In their lifetimes they have been sustained by an abundance of diatoms, zooplankton and insects found in this pond. Without all of them, there would be no frogs. Each has also survived predation all of its life. As eggs, then tadpoles, many are eaten by leeches, dragonfly larvae, other aquatic insects, fish, turtles and herons. As adults more are eaten by larger frogs, turtles, snakes, herons, raccoons and minks. Every voice I hear has survived against the odds.
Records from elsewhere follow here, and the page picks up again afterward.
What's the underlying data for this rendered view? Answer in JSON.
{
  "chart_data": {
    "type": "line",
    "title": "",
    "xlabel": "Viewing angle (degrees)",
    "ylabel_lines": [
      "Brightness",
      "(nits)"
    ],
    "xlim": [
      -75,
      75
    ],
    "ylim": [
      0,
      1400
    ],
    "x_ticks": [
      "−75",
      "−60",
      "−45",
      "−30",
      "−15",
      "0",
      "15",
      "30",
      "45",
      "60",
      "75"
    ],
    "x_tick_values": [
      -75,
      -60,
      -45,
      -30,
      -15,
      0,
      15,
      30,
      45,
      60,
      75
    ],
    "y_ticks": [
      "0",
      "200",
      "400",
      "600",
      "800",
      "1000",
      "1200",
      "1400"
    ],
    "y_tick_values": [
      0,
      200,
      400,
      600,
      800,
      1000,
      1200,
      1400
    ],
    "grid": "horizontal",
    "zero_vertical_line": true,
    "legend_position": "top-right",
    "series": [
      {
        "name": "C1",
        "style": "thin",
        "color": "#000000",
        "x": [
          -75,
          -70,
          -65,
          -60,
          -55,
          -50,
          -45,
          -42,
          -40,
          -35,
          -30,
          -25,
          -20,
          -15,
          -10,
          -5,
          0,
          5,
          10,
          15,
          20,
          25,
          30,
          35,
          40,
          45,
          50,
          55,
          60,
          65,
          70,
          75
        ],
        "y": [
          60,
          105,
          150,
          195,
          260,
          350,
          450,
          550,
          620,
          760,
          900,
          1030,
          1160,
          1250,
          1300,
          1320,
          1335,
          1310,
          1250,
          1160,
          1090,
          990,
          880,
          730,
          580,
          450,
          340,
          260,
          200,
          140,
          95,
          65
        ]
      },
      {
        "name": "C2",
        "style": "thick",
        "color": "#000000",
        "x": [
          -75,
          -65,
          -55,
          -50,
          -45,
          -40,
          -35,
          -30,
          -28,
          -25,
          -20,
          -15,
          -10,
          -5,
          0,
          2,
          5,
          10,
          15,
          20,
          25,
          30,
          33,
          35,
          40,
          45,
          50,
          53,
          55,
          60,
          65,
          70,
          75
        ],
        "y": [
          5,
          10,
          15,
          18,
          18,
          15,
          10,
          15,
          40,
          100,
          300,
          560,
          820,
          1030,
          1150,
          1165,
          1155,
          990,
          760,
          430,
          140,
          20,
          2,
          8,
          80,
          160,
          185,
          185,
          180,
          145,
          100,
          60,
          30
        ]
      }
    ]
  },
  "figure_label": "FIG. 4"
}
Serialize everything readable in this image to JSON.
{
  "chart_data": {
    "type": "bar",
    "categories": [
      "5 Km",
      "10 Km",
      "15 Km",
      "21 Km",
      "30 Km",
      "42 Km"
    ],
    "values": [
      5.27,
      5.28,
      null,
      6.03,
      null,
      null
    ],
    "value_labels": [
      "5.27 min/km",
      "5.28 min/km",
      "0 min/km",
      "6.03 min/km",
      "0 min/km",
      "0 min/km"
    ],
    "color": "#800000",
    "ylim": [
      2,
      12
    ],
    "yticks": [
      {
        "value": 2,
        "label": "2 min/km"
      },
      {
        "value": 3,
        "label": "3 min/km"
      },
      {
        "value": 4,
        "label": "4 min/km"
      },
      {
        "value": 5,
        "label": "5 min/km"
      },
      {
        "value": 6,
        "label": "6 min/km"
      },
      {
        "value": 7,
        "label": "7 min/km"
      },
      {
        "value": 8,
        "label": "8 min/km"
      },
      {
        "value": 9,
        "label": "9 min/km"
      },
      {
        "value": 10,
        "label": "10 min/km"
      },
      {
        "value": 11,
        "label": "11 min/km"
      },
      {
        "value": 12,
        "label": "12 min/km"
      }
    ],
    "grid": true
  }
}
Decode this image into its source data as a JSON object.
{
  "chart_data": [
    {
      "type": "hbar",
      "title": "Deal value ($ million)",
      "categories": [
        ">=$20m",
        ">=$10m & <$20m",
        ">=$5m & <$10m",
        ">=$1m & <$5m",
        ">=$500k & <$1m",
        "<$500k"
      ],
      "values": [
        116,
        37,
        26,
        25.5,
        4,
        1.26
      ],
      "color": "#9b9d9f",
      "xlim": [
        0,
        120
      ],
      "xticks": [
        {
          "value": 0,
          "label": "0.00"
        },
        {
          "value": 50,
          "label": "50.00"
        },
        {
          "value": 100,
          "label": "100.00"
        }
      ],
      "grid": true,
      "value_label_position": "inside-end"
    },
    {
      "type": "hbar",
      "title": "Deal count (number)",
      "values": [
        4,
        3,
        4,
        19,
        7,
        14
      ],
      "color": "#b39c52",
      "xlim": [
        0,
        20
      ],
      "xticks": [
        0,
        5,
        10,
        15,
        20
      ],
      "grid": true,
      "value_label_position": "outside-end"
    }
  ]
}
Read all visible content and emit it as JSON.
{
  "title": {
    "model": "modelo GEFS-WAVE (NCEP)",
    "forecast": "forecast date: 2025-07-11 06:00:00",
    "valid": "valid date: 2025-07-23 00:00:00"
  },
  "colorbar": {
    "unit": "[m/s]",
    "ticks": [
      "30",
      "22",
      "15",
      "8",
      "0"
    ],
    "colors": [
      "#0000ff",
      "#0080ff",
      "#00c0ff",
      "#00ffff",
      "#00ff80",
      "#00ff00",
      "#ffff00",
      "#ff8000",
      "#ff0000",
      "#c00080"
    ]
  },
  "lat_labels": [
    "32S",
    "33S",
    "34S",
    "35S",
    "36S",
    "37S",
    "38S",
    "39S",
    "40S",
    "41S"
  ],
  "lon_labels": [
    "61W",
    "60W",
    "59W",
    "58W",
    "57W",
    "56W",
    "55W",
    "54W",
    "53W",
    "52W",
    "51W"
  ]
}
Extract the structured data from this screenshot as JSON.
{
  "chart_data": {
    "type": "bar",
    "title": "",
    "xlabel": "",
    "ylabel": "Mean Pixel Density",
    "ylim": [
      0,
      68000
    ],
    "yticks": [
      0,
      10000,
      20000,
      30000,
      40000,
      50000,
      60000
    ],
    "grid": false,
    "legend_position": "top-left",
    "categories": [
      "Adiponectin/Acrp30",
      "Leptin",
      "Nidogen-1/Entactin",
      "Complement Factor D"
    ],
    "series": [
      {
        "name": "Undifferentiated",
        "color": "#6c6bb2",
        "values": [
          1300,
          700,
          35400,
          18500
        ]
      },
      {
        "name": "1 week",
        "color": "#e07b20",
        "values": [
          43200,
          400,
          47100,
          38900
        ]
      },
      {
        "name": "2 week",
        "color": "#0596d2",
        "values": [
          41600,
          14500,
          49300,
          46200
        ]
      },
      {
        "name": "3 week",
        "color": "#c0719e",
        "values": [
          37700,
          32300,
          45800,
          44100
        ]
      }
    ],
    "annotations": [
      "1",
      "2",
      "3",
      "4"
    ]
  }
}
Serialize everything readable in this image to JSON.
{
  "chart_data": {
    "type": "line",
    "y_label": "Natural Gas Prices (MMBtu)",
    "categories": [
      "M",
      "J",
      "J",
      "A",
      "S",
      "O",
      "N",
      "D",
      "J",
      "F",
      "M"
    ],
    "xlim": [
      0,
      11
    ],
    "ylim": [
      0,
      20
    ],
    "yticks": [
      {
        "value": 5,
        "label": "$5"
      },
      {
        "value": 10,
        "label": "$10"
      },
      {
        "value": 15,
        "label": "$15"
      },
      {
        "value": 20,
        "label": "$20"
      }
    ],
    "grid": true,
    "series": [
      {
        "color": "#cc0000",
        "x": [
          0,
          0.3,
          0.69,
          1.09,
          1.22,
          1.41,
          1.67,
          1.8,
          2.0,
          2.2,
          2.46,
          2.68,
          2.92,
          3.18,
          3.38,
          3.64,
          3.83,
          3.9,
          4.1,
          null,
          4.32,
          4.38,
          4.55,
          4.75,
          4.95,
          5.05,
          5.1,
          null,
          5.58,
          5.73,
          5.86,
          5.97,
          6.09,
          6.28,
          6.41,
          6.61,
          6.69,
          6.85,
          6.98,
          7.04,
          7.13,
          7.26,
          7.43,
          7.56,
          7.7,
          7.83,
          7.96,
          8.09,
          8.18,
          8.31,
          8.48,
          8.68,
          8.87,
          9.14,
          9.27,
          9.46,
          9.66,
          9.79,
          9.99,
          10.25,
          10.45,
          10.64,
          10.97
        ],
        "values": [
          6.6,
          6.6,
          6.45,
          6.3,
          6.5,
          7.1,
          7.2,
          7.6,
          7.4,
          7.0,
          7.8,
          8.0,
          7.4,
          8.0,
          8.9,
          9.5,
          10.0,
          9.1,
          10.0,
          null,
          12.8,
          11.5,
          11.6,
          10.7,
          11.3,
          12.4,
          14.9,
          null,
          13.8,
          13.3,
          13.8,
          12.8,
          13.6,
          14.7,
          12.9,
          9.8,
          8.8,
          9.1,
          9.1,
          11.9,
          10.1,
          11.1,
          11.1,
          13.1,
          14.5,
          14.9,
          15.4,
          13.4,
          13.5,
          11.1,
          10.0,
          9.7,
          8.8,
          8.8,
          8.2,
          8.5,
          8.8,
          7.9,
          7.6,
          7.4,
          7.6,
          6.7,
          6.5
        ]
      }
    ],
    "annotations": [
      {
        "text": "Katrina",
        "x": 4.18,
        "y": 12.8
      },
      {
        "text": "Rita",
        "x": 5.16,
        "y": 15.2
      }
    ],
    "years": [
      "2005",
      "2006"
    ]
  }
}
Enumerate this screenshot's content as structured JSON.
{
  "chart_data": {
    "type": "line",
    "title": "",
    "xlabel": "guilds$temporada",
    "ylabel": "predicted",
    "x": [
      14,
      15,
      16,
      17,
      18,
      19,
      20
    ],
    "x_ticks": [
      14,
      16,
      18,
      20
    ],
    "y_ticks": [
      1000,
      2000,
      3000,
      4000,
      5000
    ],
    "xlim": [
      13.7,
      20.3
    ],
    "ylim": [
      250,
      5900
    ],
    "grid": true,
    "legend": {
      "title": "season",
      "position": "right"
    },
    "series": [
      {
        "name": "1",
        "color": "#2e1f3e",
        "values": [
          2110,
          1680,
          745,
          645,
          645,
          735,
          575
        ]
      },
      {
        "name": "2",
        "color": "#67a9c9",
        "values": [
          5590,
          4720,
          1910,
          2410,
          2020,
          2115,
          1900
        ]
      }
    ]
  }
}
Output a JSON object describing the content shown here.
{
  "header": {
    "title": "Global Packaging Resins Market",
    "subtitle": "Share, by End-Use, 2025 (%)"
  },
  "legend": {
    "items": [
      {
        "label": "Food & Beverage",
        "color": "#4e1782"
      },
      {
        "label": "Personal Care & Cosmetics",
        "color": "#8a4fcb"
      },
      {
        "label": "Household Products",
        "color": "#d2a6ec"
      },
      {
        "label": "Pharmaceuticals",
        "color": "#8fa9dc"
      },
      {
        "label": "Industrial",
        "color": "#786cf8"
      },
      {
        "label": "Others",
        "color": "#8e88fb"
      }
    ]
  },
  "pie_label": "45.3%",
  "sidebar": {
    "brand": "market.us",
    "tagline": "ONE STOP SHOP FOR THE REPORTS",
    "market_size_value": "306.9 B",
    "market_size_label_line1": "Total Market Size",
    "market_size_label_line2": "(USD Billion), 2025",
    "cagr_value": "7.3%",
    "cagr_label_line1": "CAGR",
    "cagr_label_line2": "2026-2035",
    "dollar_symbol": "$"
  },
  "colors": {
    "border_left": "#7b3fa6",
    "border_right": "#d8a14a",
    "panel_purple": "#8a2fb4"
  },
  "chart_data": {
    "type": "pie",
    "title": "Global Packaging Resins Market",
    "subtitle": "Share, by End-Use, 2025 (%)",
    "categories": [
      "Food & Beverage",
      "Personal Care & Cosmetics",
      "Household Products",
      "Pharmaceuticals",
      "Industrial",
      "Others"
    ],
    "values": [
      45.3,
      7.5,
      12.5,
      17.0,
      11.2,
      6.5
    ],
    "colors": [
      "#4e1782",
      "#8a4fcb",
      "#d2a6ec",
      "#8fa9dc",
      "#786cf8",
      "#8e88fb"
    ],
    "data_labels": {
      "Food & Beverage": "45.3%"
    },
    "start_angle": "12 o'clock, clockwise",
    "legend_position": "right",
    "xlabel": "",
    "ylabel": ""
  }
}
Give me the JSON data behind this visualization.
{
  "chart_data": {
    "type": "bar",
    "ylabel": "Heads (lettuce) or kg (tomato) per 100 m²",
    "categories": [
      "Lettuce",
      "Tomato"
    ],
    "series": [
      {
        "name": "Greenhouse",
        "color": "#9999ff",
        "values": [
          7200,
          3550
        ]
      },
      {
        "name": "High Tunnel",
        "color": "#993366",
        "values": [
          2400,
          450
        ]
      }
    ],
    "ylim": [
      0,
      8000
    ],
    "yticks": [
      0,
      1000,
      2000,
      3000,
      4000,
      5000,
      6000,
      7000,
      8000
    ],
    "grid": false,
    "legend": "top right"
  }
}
Good, evil, suffering, beauty and wonder exist entwined together in this bewildering world. I struggle to make some meaning out of it. I remember seeing a blue church bus once with bright yellow lettering that read, “God is love.” If only it was so simple. If God is omnipotent and all-knowing like I was taught in Sunday School then He created both Claudia who I love and the disease that is destroying her. Or does God just allow suffering? What about Bobby and Eddy and the frogs? Who is the God Rabbi Mark prayed to?

The bog has been a difficult place to return to since Claudia’s sickness, but tonight among the voices of frogs, I am finding some peace. I don’t know how long it will last. I sit on the log next to the fading lady slipper and listen. The frogs seem to speak of loneliness and desire. More importantly though, I believe they speak of hope.